I have a relation, derived from optimality conditions of a linear program: $$ L \le A.x \le U$$ with:
- $L, U \in \mathbb{R}^{m}$
- $A \in \mathbb{R}^{m \times n}$, with each element $\in \{0,1\}$
- $x \in \mathbb{R}^{n}$
The matrix $A^TA$ is invertible with all eigenvalues $\gt 0$.
Is this last condition sufficient to ensure that the following equation holds: $$ (A^TA)^{-1}A^TL \le x \le (A^TA)^{-1}A^TU$$
Take $m=n=2$, and $$A = \begin{pmatrix} 1 & 1 \\ 0 & 1 \end{pmatrix}$$ This matrix satisfies your conditions.

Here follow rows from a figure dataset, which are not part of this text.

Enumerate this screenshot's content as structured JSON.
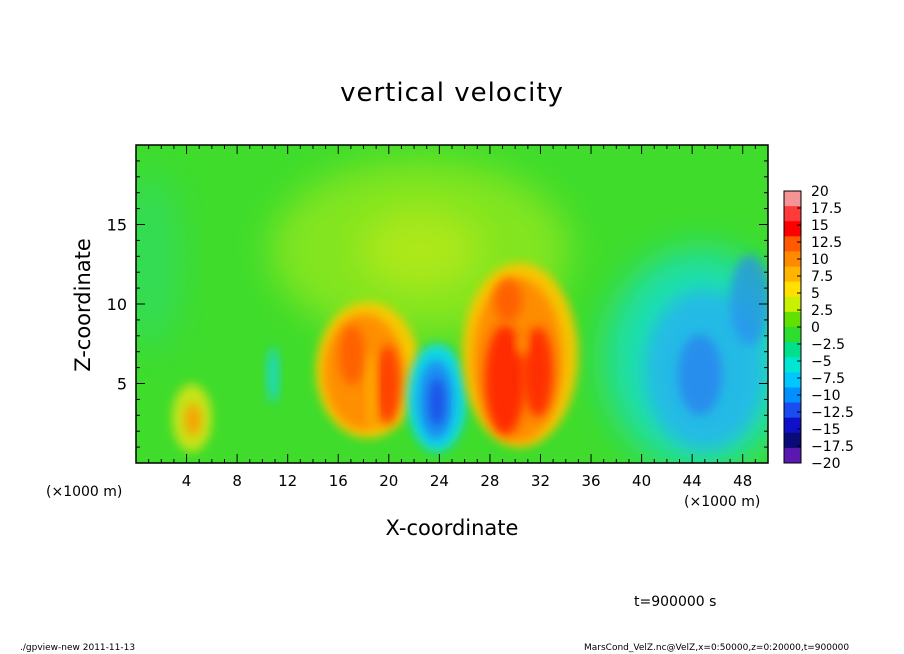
{
  "chart_data": {
    "type": "heatmap",
    "title": "vertical velocity",
    "xlabel": "X-coordinate",
    "ylabel": "Z-coordinate",
    "x_unit_label": "(×1000 m)",
    "x_unit_label_right": "(×1000 m)",
    "xlim": [
      0,
      50
    ],
    "ylim": [
      0,
      20
    ],
    "x_ticks": [
      4,
      8,
      12,
      16,
      20,
      24,
      28,
      32,
      36,
      40,
      44,
      48
    ],
    "y_ticks": [
      5,
      10,
      15
    ],
    "colorbar": {
      "levels": [
        -20,
        -17.5,
        -15,
        -12.5,
        -10,
        -7.5,
        -5,
        -2.5,
        0,
        2.5,
        5,
        7.5,
        10,
        12.5,
        15,
        17.5,
        20
      ],
      "labels": [
        "20",
        "17.5",
        "15",
        "12.5",
        "10",
        "7.5",
        "5",
        "2.5",
        "0",
        "−2.5",
        "−5",
        "−7.5",
        "−10",
        "−12.5",
        "−15",
        "−17.5",
        "−20"
      ],
      "colors": [
        "#f49494",
        "#ff3a3a",
        "#ff0000",
        "#ff5a00",
        "#ff8a00",
        "#ffb400",
        "#ffe000",
        "#c8f000",
        "#62e000",
        "#2ede2e",
        "#00e08a",
        "#00e6d2",
        "#00c8ff",
        "#0090ff",
        "#1a4cf0",
        "#1010c8",
        "#0a0a78",
        "#5a18b0"
      ]
    },
    "features": [
      {
        "x": 4.6,
        "z": 2.8,
        "value": 9
      },
      {
        "x": 17.2,
        "z": 6.5,
        "value": 12
      },
      {
        "x": 19.6,
        "z": 5.0,
        "value": 13
      },
      {
        "x": 24.2,
        "z": 3.8,
        "value": -12.5
      },
      {
        "x": 29.5,
        "z": 5.5,
        "value": 15
      },
      {
        "x": 32.2,
        "z": 6.0,
        "value": 13
      },
      {
        "x": 43.5,
        "z": 5.5,
        "value": -8
      },
      {
        "x": 47.5,
        "z": 7.0,
        "value": -8
      }
    ]
  },
  "annotation": {
    "time": "t=900000 s"
  },
  "footer": {
    "left": "./gpview-new  2011-11-13",
    "right": "MarsCond_VelZ.nc@VelZ,x=0:50000,z=0:20000,t=900000"
  }
}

Take $$ L = \begin{pmatrix} 0\\ 1 \end{pmatrix} \qquad x =\begin{pmatrix} -2\\ 2 \end{pmatrix} $$ You have $$ L = \begin{pmatrix} 0\\ 1 \end{pmatrix} \leq A x =\begin{pmatrix} 0\\ 2 \end{pmatrix} $$ but $$ A^{-1}L = \begin{pmatrix} -1\\ 1 \end{pmatrix} \nleq x =\begin{pmatrix} -2\\ 2 \end{pmatrix} \, . $$
The answer is no.